Getting slow performance with PersistTo or ReplicateTo

samarthvarshney · March 11, 2015, 9:16am

Hi,

I was trying to use the provided persistence and replication options given while performing a replace operation, when I faced an issue. Without PersistTo and ReplicateTo I am able to perform a replace operation within 15ms. But, using either one of PersistTo or ReplicateTo, the same replace operation takes in between 100 to 150ms.

I have setup a local cluster with 2 nodes; each having Couchbase 3.0.2 Enterprise Edition. I am using the Java SDK 2.1.0. I have a bucket with the default settings and 1GB RAM quota. Can you please help me figure out why I am facing this huge gap in performance?

Thanks,
Samarth

daschl · March 11, 2015, 9:32am

Hi,

well, keep in mind that you have an additional network hop with ReplicateTo and you add disk latency when using PersistTo.
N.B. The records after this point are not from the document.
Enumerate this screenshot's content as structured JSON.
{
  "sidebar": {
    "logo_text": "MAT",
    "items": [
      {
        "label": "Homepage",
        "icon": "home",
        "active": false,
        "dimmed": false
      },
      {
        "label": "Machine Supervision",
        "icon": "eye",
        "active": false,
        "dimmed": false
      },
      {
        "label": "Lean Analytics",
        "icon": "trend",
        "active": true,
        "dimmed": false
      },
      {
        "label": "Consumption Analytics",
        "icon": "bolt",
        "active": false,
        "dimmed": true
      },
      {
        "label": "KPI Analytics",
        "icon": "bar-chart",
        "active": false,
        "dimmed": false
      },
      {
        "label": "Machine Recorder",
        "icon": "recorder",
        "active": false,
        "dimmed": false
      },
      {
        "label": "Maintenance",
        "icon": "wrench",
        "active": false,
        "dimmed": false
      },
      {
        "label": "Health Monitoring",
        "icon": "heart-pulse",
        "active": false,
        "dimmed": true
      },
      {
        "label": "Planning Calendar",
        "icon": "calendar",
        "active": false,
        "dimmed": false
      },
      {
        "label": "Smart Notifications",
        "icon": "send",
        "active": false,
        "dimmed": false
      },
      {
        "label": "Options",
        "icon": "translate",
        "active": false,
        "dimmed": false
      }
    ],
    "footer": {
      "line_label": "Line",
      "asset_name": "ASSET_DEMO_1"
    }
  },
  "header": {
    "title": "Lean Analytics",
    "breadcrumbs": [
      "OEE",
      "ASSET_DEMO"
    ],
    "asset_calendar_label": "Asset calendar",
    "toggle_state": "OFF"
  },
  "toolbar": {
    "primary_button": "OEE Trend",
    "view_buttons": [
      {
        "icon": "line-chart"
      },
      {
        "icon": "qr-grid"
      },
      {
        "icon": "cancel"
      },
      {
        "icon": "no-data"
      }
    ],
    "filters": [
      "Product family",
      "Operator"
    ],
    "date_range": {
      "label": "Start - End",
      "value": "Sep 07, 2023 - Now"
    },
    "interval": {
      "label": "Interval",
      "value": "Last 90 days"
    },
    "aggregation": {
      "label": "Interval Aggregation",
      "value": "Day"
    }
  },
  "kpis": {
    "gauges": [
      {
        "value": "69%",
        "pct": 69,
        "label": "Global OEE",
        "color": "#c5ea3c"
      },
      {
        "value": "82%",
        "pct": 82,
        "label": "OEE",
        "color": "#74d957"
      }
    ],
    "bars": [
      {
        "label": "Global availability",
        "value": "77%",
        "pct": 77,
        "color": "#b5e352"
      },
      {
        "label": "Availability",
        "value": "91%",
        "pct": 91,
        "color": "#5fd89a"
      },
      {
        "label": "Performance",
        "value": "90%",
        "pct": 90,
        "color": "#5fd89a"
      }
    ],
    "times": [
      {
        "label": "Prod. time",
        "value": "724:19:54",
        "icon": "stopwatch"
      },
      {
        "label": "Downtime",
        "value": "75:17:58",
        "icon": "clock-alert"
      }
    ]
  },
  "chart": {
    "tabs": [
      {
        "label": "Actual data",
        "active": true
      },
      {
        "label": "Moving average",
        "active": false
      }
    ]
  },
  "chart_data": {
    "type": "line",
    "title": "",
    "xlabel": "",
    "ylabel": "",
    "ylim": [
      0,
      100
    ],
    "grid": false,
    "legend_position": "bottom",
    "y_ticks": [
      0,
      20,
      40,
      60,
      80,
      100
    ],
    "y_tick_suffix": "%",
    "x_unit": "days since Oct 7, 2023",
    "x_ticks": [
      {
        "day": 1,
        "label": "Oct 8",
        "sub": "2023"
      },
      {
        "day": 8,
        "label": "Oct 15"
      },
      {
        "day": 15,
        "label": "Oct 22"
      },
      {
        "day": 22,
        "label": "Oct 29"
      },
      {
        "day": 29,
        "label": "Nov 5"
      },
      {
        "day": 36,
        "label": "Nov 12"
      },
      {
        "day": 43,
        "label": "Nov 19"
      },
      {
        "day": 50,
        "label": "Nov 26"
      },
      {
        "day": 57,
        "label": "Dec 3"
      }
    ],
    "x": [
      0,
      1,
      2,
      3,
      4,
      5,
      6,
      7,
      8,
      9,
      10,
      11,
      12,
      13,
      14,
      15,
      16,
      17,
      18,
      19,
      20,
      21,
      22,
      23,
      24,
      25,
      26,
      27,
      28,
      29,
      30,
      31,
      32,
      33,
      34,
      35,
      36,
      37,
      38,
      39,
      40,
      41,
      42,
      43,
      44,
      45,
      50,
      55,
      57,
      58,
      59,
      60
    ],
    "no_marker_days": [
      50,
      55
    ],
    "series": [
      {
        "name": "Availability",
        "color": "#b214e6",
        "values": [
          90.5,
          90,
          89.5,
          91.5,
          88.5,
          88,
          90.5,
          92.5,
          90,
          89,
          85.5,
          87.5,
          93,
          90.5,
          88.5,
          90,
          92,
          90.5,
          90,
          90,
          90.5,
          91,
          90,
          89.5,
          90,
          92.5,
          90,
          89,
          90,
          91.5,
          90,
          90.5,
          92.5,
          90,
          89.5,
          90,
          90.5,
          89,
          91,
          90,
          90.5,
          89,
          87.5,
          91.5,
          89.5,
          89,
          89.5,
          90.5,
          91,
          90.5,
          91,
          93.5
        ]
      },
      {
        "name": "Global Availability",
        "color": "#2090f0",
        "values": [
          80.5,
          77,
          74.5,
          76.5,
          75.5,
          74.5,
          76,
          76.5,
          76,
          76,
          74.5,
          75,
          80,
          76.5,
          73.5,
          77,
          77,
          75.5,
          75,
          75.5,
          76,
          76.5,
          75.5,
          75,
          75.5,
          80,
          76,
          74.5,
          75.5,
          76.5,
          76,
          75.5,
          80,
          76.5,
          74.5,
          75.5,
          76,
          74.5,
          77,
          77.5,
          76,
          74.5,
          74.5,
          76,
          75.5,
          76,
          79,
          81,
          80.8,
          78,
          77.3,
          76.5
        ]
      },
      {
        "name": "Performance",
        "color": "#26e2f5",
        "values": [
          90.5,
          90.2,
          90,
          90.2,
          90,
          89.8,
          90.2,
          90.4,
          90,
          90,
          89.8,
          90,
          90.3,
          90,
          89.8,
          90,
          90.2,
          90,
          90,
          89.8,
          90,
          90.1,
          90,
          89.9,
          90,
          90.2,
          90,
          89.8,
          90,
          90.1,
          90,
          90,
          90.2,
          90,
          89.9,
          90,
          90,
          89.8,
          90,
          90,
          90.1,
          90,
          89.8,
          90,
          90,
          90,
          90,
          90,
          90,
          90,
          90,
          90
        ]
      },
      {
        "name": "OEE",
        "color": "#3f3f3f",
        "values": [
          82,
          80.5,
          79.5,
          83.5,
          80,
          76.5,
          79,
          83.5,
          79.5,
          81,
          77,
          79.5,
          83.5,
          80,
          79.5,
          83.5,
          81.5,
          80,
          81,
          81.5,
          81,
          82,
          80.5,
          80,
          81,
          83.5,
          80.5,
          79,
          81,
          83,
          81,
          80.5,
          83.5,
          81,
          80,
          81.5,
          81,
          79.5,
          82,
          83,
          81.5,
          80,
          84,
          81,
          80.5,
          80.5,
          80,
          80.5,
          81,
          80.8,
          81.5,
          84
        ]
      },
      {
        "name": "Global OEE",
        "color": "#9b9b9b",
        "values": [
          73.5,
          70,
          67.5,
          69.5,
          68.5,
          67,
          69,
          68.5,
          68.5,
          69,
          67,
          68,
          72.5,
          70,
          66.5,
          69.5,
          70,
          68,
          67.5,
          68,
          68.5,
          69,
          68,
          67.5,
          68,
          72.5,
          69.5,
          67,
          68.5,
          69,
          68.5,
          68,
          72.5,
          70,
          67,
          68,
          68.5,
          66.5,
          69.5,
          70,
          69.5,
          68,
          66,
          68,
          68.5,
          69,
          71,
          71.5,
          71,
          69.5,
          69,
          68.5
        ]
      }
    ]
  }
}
Without those overloads you’ll get a response acknowledged as soon as it is stored in the managed memory of the master node.

Which settings are you using and which numbers are you getting exactly?

samarthvarshney · March 11, 2015, 9:59am

I took the average of 10 replace operations, all of them replacing the document with the same content:

Without persistTo and replicateTo -> 2.33ms
With PersistTo.ONE alone -> 121.8ms
With ReplicateTo.ONE alone -> 67ms
With ReplicateTo.ONE and PersistTo.ONE -> 79ms

The variation is big on using either PersistTo.ONE or ReplicateTo.ONE. There are certain times I get the response within 5ms and others when it takes more than 150ms.

cihangirb · March 11, 2015, 3:13pm

Hi @samarthvarshney, the additional durability guarantees that come from persistTo and replicateTo fight laws of physics. They can only run at the speed of your storage subsystem or your network speed. Another important things to remember about these numbers is, as you add more operations things don’t necessarily get worse because both for persistTo and replicateTo we batch operations. So if you are doing a standalone update vs 1K in a burst, you will have the same latency but better throughput.

I’d recommend you also take more samples. The numbers for persist to look like entry level public cloud storage performance. Replicate to number is a very low. Could you be working in a noisy network? #2 and #4 also seem to not add up. There must be a huge variance in the storage subsystem to cause 121 vs 79 me latency for persisting.

I am not sure the new defaults are on the Java SDK is but it may make sense to take a look at the observe poll interval. Michael (@daschl) may be able to give us recommendations on those if those are set to be too high.

thanks
-cihan

ingenthr · March 11, 2015, 3:38pm

Actually @cihangirb, this looks like it could be related to MB-13359.